The Barber of Seville (French: Le Barbier de Séville) is a 1948 French musical film directed by Jean Loubignac It is a screen version of the 1816 opera by Rossini based on the 1775 play by Beaumarchais (in the translation by Castil-Blaze). Filmed at the Billancourt Studios in Paris it uses the Théâtre national de l'Opéra-Comique production of the time. It was filmed in 1947, released in May 1948, and lasts around 95 minutes. The film's sets were designed by the art director Louis Le Barbenchon.
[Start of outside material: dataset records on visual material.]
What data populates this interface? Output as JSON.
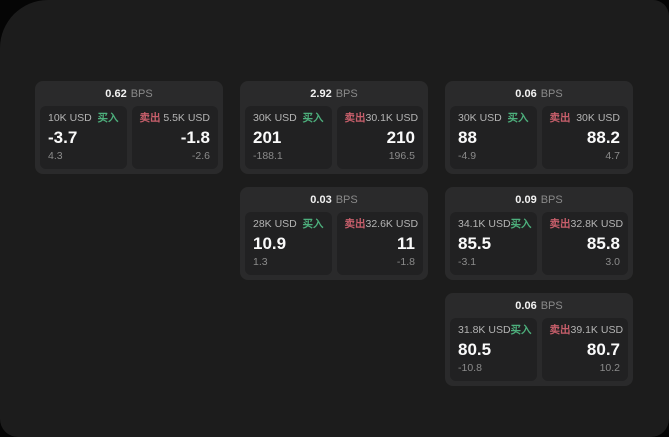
{
  "labels": {
    "buy": "买入",
    "sell": "卖出",
    "bps_unit": "BPS"
  },
  "colors": {
    "buy": "#4daf7c",
    "sell": "#c85f6b",
    "surface": "#1c1c1c",
    "card": "#2a2a2b",
    "panel": "#212122"
  },
  "cards": [
    {
      "row": 1,
      "col": 1,
      "bps": "0.62",
      "buy": {
        "amount": "10K USD",
        "value": "-3.7",
        "sub": "4.3"
      },
      "sell": {
        "amount": "5.5K USD",
        "value": "-1.8",
        "sub": "-2.6"
      }
    },
    {
      "row": 1,
      "col": 2,
      "bps": "2.92",
      "buy": {
        "amount": "30K USD",
        "value": "201",
        "sub": "-188.1"
      },
      "sell": {
        "amount": "30.1K USD",
        "value": "210",
        "sub": "196.5"
      }
    },
    {
      "row": 1,
      "col": 3,
      "bps": "0.06",
      "buy": {
        "amount": "30K USD",
        "value": "88",
        "sub": "-4.9"
      },
      "sell": {
        "amount": "30K USD",
        "value": "88.2",
        "sub": "4.7"
      }
    },
    {
      "row": 2,
      "col": 2,
      "bps": "0.03",
      "buy": {
        "amount": "28K USD",
        "value": "10.9",
        "sub": "1.3"
      },
      "sell": {
        "amount": "32.6K USD",
        "value": "11",
        "sub": "-1.8"
      }
    },
    {
      "row": 2,
      "col": 3,
      "bps": "0.09",
      "buy": {
        "amount": "34.1K USD",
        "value": "85.5",
        "sub": "-3.1"
      },
      "sell": {
        "amount": "32.8K USD",
        "value": "85.8",
        "sub": "3.0"
      }
    },
    {
      "row": 3,
      "col": 3,
      "bps": "0.06",
      "buy": {
        "amount": "31.8K USD",
        "value": "80.5",
        "sub": "-10.8"
      },
      "sell": {
        "amount": "39.1K USD",
        "value": "80.7",
        "sub": "10.2"
      }
    }
  ]
}
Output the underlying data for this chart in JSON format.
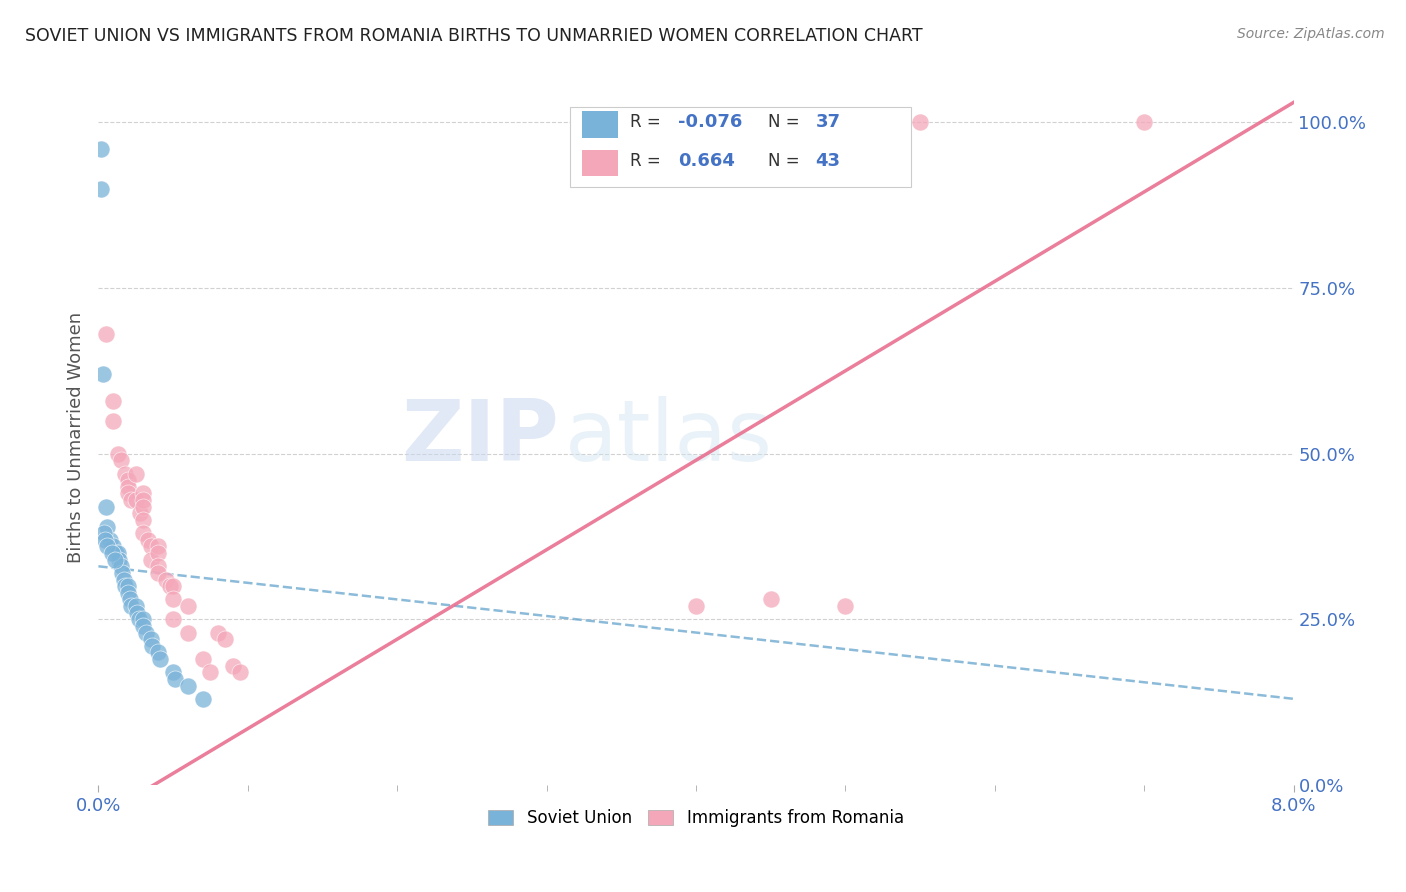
{
  "title": "SOVIET UNION VS IMMIGRANTS FROM ROMANIA BIRTHS TO UNMARRIED WOMEN CORRELATION CHART",
  "source": "Source: ZipAtlas.com",
  "ylabel": "Births to Unmarried Women",
  "watermark_zip": "ZIP",
  "watermark_atlas": "atlas",
  "soviet_color": "#7ab3d9",
  "romania_color": "#f4a7b9",
  "regression_soviet_color": "#5a9ec9",
  "regression_romania_color": "#e87090",
  "grid_color": "#cccccc",
  "title_color": "#222222",
  "axis_label_color": "#4472c4",
  "xmin": 0.0,
  "xmax": 0.08,
  "ymin": 0.0,
  "ymax": 1.05,
  "soviet_x": [
    0.00015,
    0.0002,
    0.0003,
    0.0005,
    0.0006,
    0.0008,
    0.001,
    0.0012,
    0.0013,
    0.0014,
    0.0015,
    0.0016,
    0.0017,
    0.0018,
    0.002,
    0.002,
    0.0021,
    0.0022,
    0.0025,
    0.0026,
    0.0027,
    0.003,
    0.003,
    0.0032,
    0.0035,
    0.0036,
    0.004,
    0.0041,
    0.005,
    0.0051,
    0.006,
    0.007,
    0.00035,
    0.00045,
    0.00055,
    0.0009,
    0.0011
  ],
  "soviet_y": [
    0.96,
    0.9,
    0.62,
    0.42,
    0.39,
    0.37,
    0.36,
    0.35,
    0.35,
    0.34,
    0.33,
    0.32,
    0.31,
    0.3,
    0.3,
    0.29,
    0.28,
    0.27,
    0.27,
    0.26,
    0.25,
    0.25,
    0.24,
    0.23,
    0.22,
    0.21,
    0.2,
    0.19,
    0.17,
    0.16,
    0.15,
    0.13,
    0.38,
    0.37,
    0.36,
    0.35,
    0.34
  ],
  "romania_x": [
    0.0005,
    0.001,
    0.001,
    0.0013,
    0.0015,
    0.0018,
    0.002,
    0.002,
    0.002,
    0.0022,
    0.0025,
    0.0025,
    0.0028,
    0.003,
    0.003,
    0.003,
    0.003,
    0.003,
    0.0033,
    0.0035,
    0.0035,
    0.004,
    0.004,
    0.004,
    0.004,
    0.0045,
    0.0048,
    0.005,
    0.005,
    0.005,
    0.006,
    0.006,
    0.007,
    0.0075,
    0.008,
    0.0085,
    0.009,
    0.0095,
    0.04,
    0.045,
    0.05,
    0.055,
    0.07
  ],
  "romania_y": [
    0.68,
    0.58,
    0.55,
    0.5,
    0.49,
    0.47,
    0.46,
    0.45,
    0.44,
    0.43,
    0.47,
    0.43,
    0.41,
    0.44,
    0.43,
    0.42,
    0.4,
    0.38,
    0.37,
    0.36,
    0.34,
    0.36,
    0.35,
    0.33,
    0.32,
    0.31,
    0.3,
    0.3,
    0.28,
    0.25,
    0.27,
    0.23,
    0.19,
    0.17,
    0.23,
    0.22,
    0.18,
    0.17,
    0.27,
    0.28,
    0.27,
    1.0,
    1.0
  ],
  "legend_R_soviet": "-0.076",
  "legend_N_soviet": "37",
  "legend_R_romania": "0.664",
  "legend_N_romania": "43"
}
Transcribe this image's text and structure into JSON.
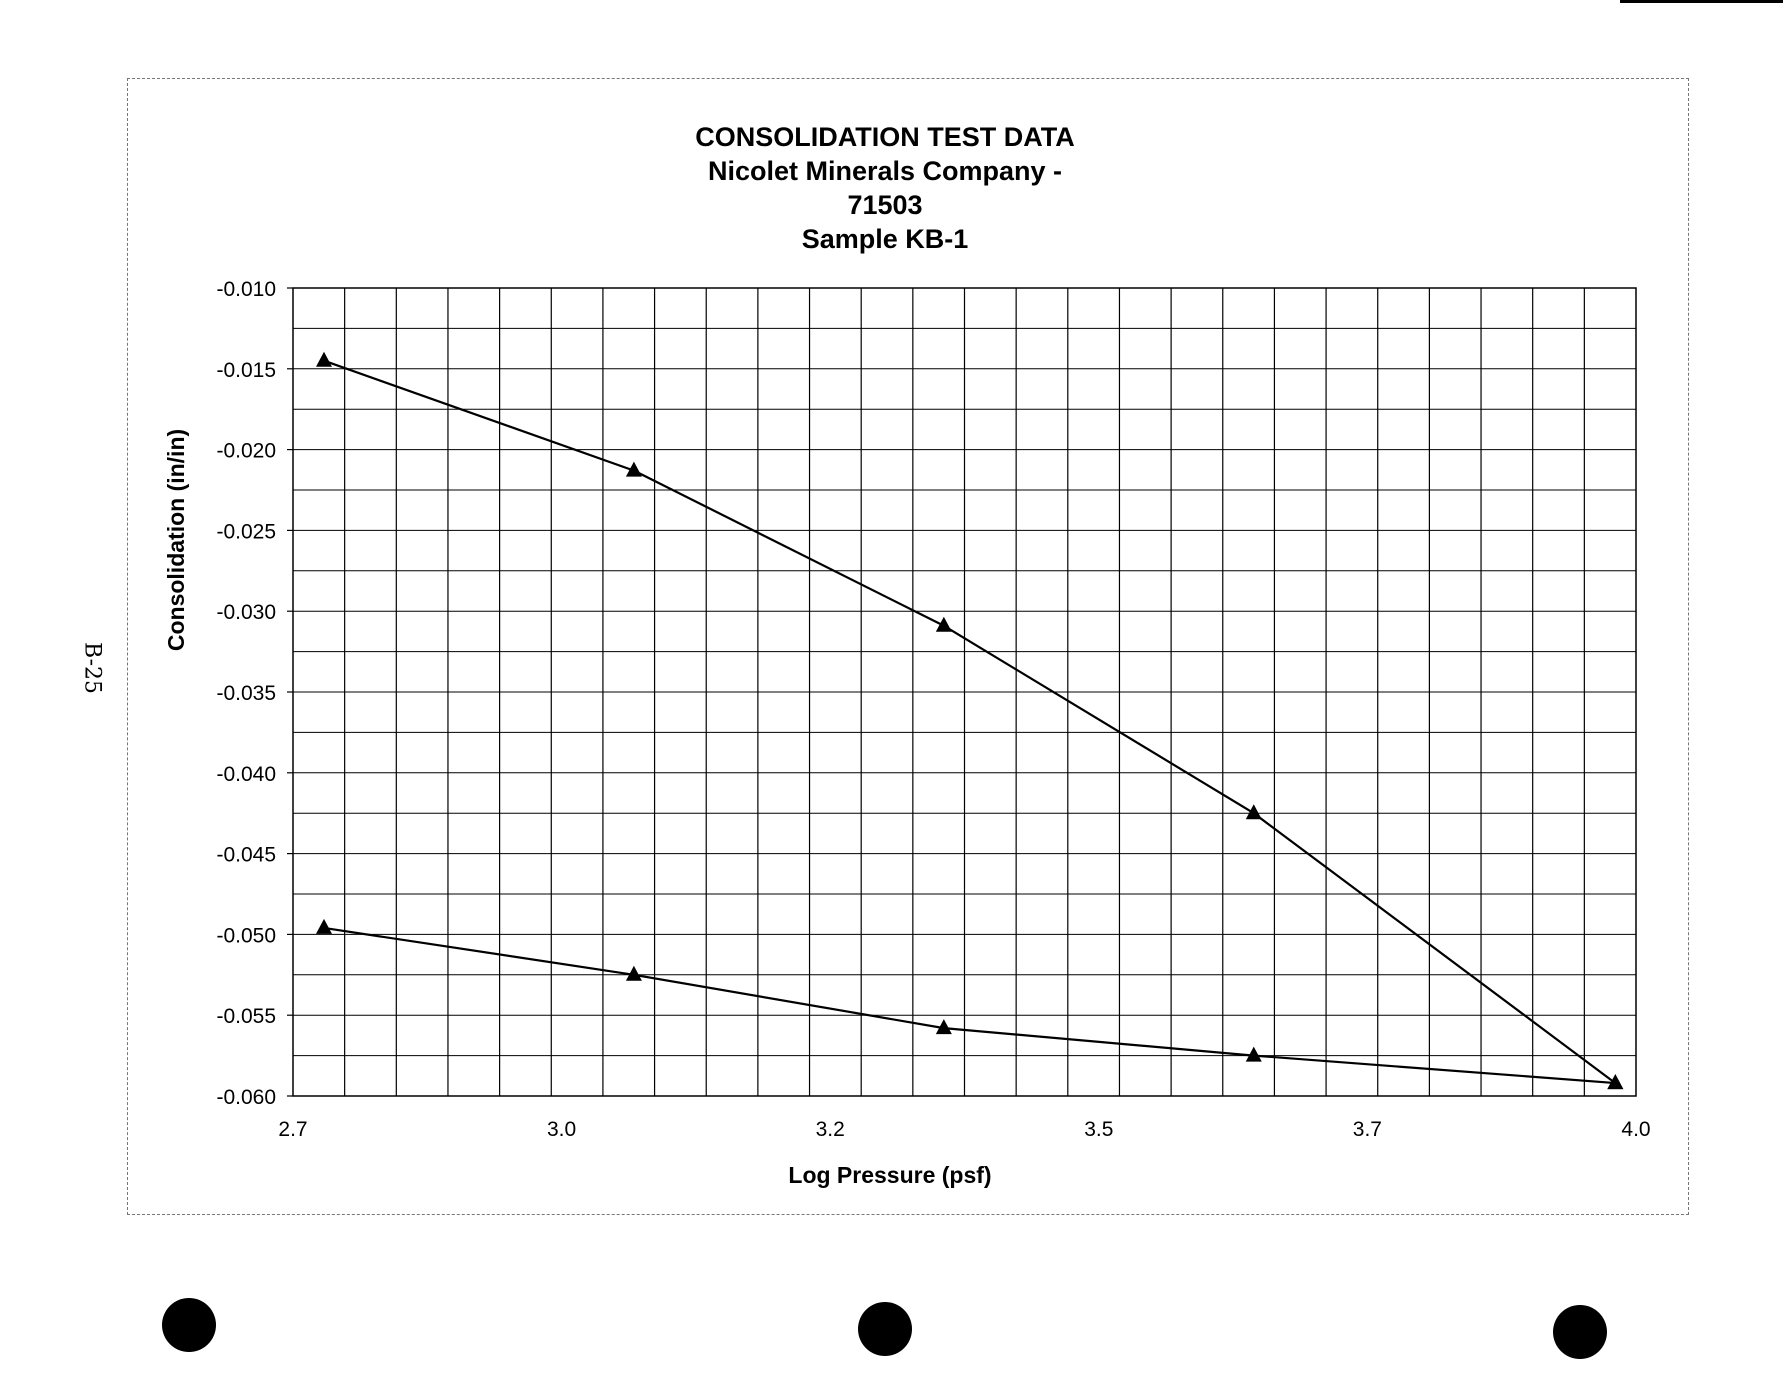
{
  "page": {
    "page_label": "B-25"
  },
  "chart_data": {
    "type": "line",
    "title": "CONSOLIDATION TEST DATA",
    "subtitle_lines": [
      "Nicolet Minerals Company -",
      "71503",
      "Sample KB-1"
    ],
    "xlabel": "Log Pressure (psf)",
    "ylabel": "Consolidation (in/in)",
    "xlim": [
      2.7,
      4.0
    ],
    "ylim": [
      -0.06,
      -0.01
    ],
    "x_tick_labels": [
      "2.7",
      "3.0",
      "3.2",
      "3.5",
      "3.7",
      "4.0"
    ],
    "y_tick_labels": [
      "-0.010",
      "-0.015",
      "-0.020",
      "-0.025",
      "-0.030",
      "-0.035",
      "-0.040",
      "-0.045",
      "-0.050",
      "-0.055",
      "-0.060"
    ],
    "grid": true,
    "marker": "triangle",
    "series": [
      {
        "x": [
          2.73,
          3.03,
          3.33,
          3.63,
          3.98
        ],
        "y": [
          -0.0145,
          -0.0213,
          -0.0309,
          -0.0425,
          -0.0592
        ]
      },
      {
        "x": [
          2.73,
          3.03,
          3.33,
          3.63,
          3.98
        ],
        "y": [
          -0.0496,
          -0.0525,
          -0.0558,
          -0.0575,
          -0.0592
        ]
      }
    ]
  }
}
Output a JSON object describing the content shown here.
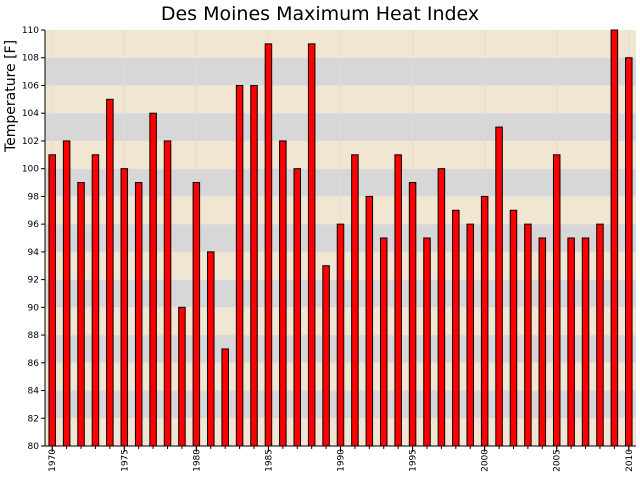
{
  "chart_data": {
    "type": "bar",
    "title": "Des Moines Maximum Heat Index",
    "xlabel": "",
    "ylabel": "Temperature [F]",
    "ylim": [
      80,
      110
    ],
    "y_ticks": [
      80,
      82,
      84,
      86,
      88,
      90,
      92,
      94,
      96,
      98,
      100,
      102,
      104,
      106,
      108,
      110
    ],
    "x_tick_labels": [
      "1970",
      "1975",
      "1980",
      "1985",
      "1990",
      "1995",
      "2000",
      "2005",
      "2010"
    ],
    "categories": [
      1970,
      1971,
      1972,
      1973,
      1974,
      1975,
      1976,
      1977,
      1978,
      1979,
      1980,
      1981,
      1982,
      1983,
      1984,
      1985,
      1986,
      1987,
      1988,
      1989,
      1990,
      1991,
      1992,
      1993,
      1994,
      1995,
      1996,
      1997,
      1998,
      1999,
      2000,
      2001,
      2002,
      2003,
      2004,
      2005,
      2006,
      2007,
      2008,
      2009,
      2010
    ],
    "values": [
      101,
      102,
      99,
      101,
      105,
      100,
      99,
      104,
      102,
      90,
      99,
      94,
      87,
      106,
      106,
      109,
      102,
      100,
      109,
      93,
      96,
      101,
      98,
      95,
      101,
      99,
      95,
      100,
      97,
      96,
      98,
      103,
      97,
      96,
      95,
      101,
      95,
      95,
      96,
      110,
      108
    ],
    "bar_color": "#ff0000",
    "band_colors": [
      "#f0e6d2",
      "#d7d7d7"
    ],
    "grid": true,
    "legend": false
  }
}
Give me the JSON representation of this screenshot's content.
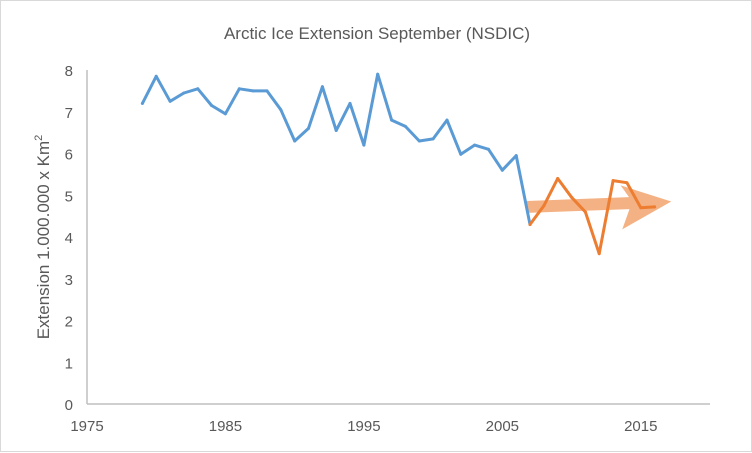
{
  "chart_data": {
    "type": "line",
    "title": "Arctic Ice Extension September (NSDIC)",
    "xlabel": "",
    "ylabel": "Extension 1.000.000 x Km",
    "ylabel_superscript": "2",
    "xlim": [
      1975,
      2020
    ],
    "ylim": [
      0,
      8
    ],
    "x_ticks": [
      "1975",
      "1985",
      "1995",
      "2005",
      "2015"
    ],
    "y_ticks": [
      "0",
      "1",
      "2",
      "3",
      "4",
      "5",
      "6",
      "7",
      "8"
    ],
    "grid": false,
    "legend": "none",
    "series": [
      {
        "name": "blue",
        "color": "#5B9BD5",
        "x": [
          1979,
          1980,
          1981,
          1982,
          1983,
          1984,
          1985,
          1986,
          1987,
          1988,
          1989,
          1990,
          1991,
          1992,
          1993,
          1994,
          1995,
          1996,
          1997,
          1998,
          1999,
          2000,
          2001,
          2002,
          2003,
          2004,
          2005,
          2006,
          2007
        ],
        "values": [
          7.2,
          7.85,
          7.25,
          7.45,
          7.55,
          7.15,
          6.95,
          7.55,
          7.5,
          7.5,
          7.05,
          6.3,
          6.6,
          7.6,
          6.55,
          7.2,
          6.2,
          7.9,
          6.8,
          6.65,
          6.3,
          6.35,
          6.8,
          5.98,
          6.2,
          6.1,
          5.6,
          5.95,
          4.3
        ]
      },
      {
        "name": "orange",
        "color": "#ED7D31",
        "x": [
          2007,
          2008,
          2009,
          2010,
          2011,
          2012,
          2013,
          2014,
          2015,
          2016
        ],
        "values": [
          4.3,
          4.75,
          5.4,
          4.95,
          4.6,
          3.6,
          5.35,
          5.3,
          4.7,
          4.72
        ]
      }
    ],
    "annotation": {
      "type": "trend-arrow",
      "color": "#F4B183",
      "from": [
        2007,
        4.72
      ],
      "to": [
        2017.2,
        4.85
      ]
    }
  }
}
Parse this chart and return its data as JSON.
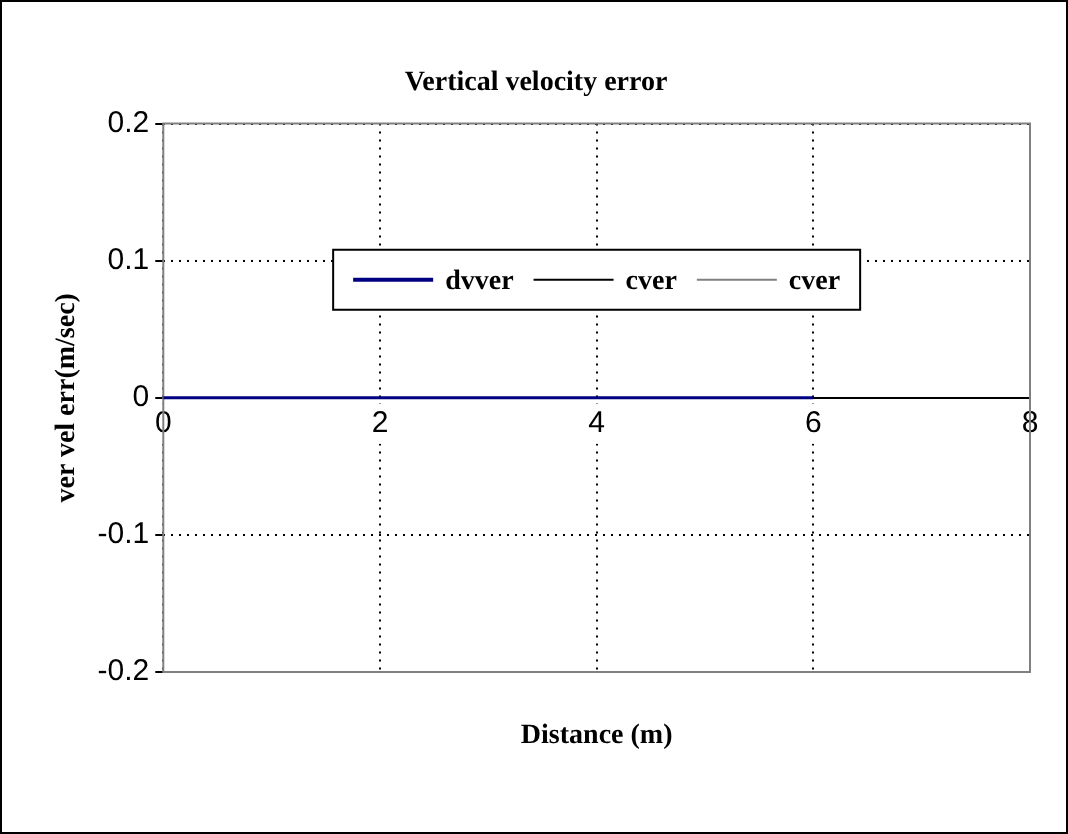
{
  "chart_data": {
    "type": "line",
    "title": "Vertical velocity error",
    "xlabel": "Distance (m)",
    "ylabel": "ver vel err(m/sec)",
    "x": [
      0,
      6
    ],
    "series": [
      {
        "name": "dvver",
        "color": "#000080",
        "values": [
          0,
          0
        ]
      },
      {
        "name": "cver",
        "color": "#000000",
        "values": [
          null,
          null
        ]
      },
      {
        "name": "cver",
        "color": "#808080",
        "values": [
          null,
          null
        ]
      }
    ],
    "xlim": [
      0,
      8
    ],
    "xticks": [
      0,
      2,
      4,
      6,
      8
    ],
    "ylim": [
      -0.2,
      0.2
    ],
    "yticks": [
      -0.2,
      -0.1,
      0,
      0.1,
      0.2
    ],
    "grid": true,
    "legend": "top",
    "marker": "none",
    "line_style": "solid"
  }
}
The opera had been seen at all the principal lyric theatres in Paris; at the Salle Favart it had been performed over 500 times by the time of the film, which features several popular singers from the company.

==Cast==
- Roger Bussonnet as Figaro
- Raymond Amade as Almaviva
- Lucienne Jourfier as Rosine
- Louis Musy as Don Bartolo
- Roger Bourdin as Don Bazile
- Renée Gilly as Marceline
- Jean Vieuille as Pédrille
- Gustave Wion as L'Officier
- Serge Rallier as L'Alcade
- Jean Retty as Le Notaire

The chorus and orchestra of the Opéra-Comique are conducted by André Cluytens.

==Bibliography==
- Goble, Alan. The Complete Index to Literary Sources in Film. Walter de Gruyter, 1999.